The New Me feels like a definitive work of millennial literature, a cross between “Seasonal Associate”—Heike Geissler’s autobiographical novel about working in an Amazon warehouse—and the sort of Tumblr account that would go viral before getting its author fired ... Butler is most acute in her descriptions of how this late-capitalist nightmare affects the lives of women who occupy a certain stratum in American life ... It’s the ordinariness—the familiarity—that makes Butler’s work so wretchedly riveting. As I read The New Me, I started to feel like one of her characters, a woman who could spend a whole day saying nothing but 'Thanks!' in public and 'Fuck you!' in private, perhaps in the shower, perhaps to everyone she’s ever met. I was on edge, alive to the possibility that I was useless and despicable. There’s pleasure in her work, but it’s the sick, obsessive pleasure of looking under a bandage at a wound.

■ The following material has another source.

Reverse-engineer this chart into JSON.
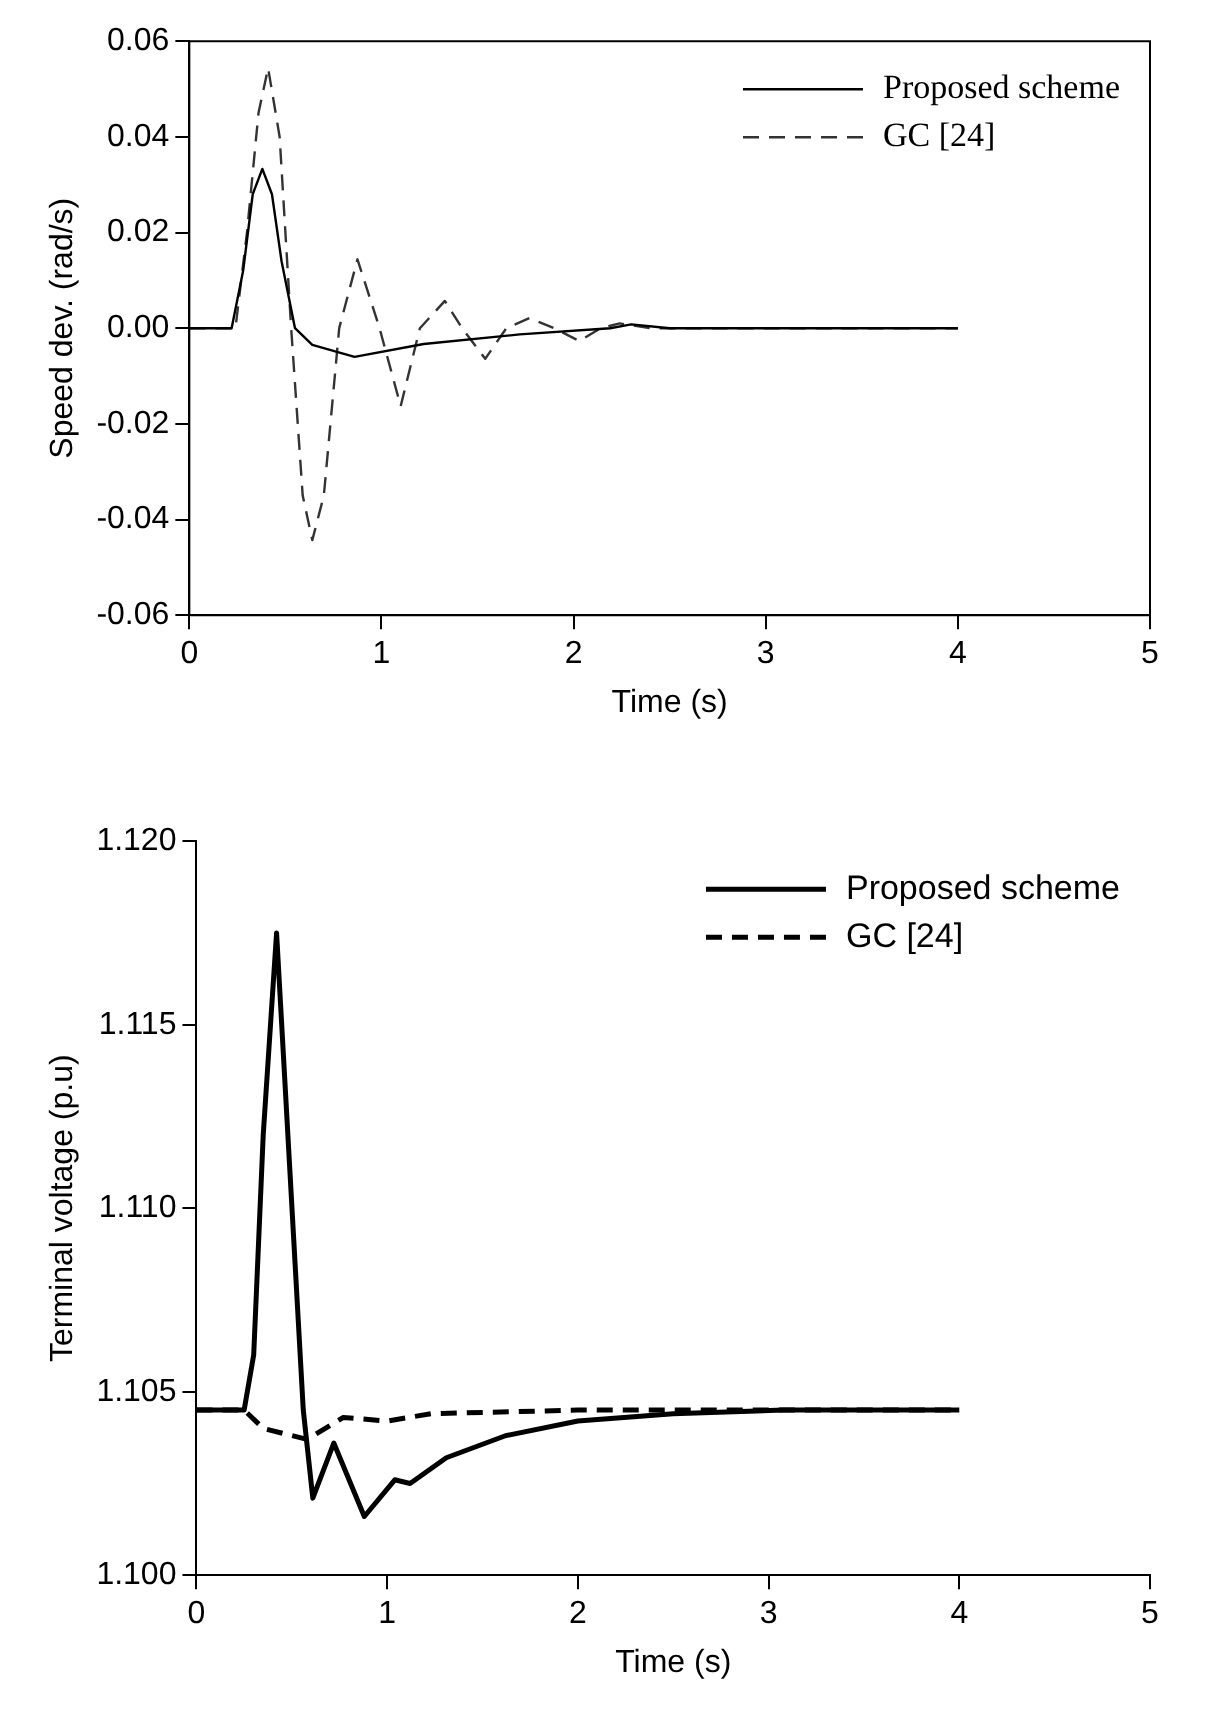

In her short, satirical and cautionary second novel, The New Me, Halle Butler explores self-improvement at its absolute, impractical, soul-crushing worst ... Masterfully cringe-inducing and unsparingly critical, The New Me extends Butler’s interrogation of those subjects, making the reader squirm and laugh out loud simultaneously ... The point of view consists primarily of first-person, present tense chapters from Millie’s perspective, but Butler intersperses a few close third-person, past-tense chapters from the perspectives of those around her. This fluctuating structure creates an effect that is layered and dynamic, deliberately distancing and cinematic at some points and almost claustrophobically intimate at others ... wit and insight keep the pages turning, and while Millie is well beyond concerns over being likeable, Butler has created in her a Bartleby the Scrivener-esque character who is nevertheless engaging in her refusals ... The New Me is an unapologetic and effulgent bummer of a book.
The tonal spectrum of this novel is narrow, but deep, running from desperate optimism to despair and back again, all set in the gory mundanity of an office ... It’s not that Millie’s delusional; her dejection is depressingly realistic.